The PEOPLE of the State of New York, Respondent, v. William ZUGA, Defendant-Appellant.
Judgment, Supreme Court, New York County (Bruce Allen, J.), rendered January 9, 2002, convicting defendant, after a jury trial, of attempted grand larceny in the first degree, and sentencing him to a conditional discharge, unanimously affirmed.
The verdict was based on legally sufficient evidence and was not against the weight of the evidence. There is no basis upon which to disturb the jury's determinations concerning credibility. Defendant's larcenous intent could be readily inferred from the evidence (see People v. Meadows, 199 N.Y. 1, 7, 92 N.E. 128  ). The evidence warranted the conclusion that defendant attempted to commit larceny by false pretenses, in that he knowingly made false claims as to the existence of unpublicized “capital enhancement programs” that guaranteed immediate, astronomical, risk-free investment returns.
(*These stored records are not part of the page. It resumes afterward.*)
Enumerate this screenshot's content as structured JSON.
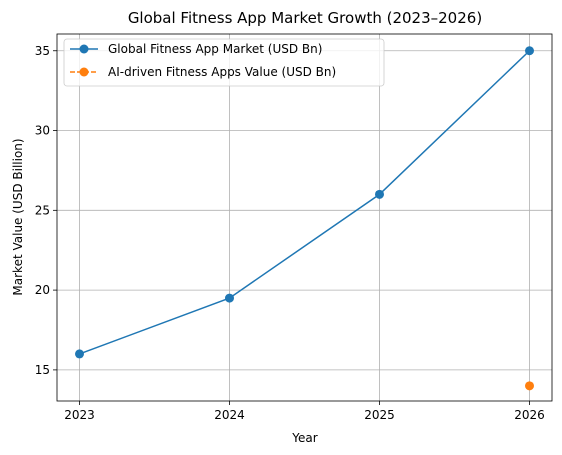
{
  "chart_data": {
    "type": "line",
    "title": "Global Fitness App Market Growth (2023–2026)",
    "xlabel": "Year",
    "ylabel": "Market Value (USD Billion)",
    "x": [
      2023,
      2024,
      2025,
      2026
    ],
    "x_tick_labels": [
      "2023",
      "2024",
      "2025",
      "2026"
    ],
    "xlim": [
      2022.85,
      2026.15
    ],
    "y_ticks": [
      15,
      20,
      25,
      30,
      35
    ],
    "ylim": [
      13.05,
      36.05
    ],
    "grid": true,
    "legend_position": "top-left",
    "series": [
      {
        "name": "Global Fitness App Market (USD Bn)",
        "values": [
          16,
          19.5,
          26,
          35
        ],
        "color": "#1f77b4",
        "line_style": "solid",
        "marker": "circle"
      },
      {
        "name": "AI-driven Fitness Apps Value (USD Bn)",
        "values": [
          null,
          null,
          null,
          14
        ],
        "color": "#ff7f0e",
        "line_style": "dashed",
        "marker": "circle"
      }
    ]
  }
}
The court's Sandoval ruling balanced the appropriate factors and was a proper exercise of discretion (see People v. Hayes, 97 N.Y.2d 203, 738 N.Y.S.2d 663, 764 N.E.2d 963 ; People v. Walker, 83 N.Y.2d 455, 458-459, 611 N.Y.S.2d 118, 633 N.E.2d 472 ; People v. Pavao, 59 N.Y.2d 282, 292, 464 N.Y.S.2d 458, 451 N.E.2d 216  ). The court properly permitted the prosecution to elicit defendant's other fraudulent conduct, which was extremely probative of his credibility. To the extent that the prosecutor may have exceeded the scope of the court's Sandoval ruling, we find any error to be harmless.
We have considered and rejected defendant's remaining claims, including those contained in his pro se supplemental brief.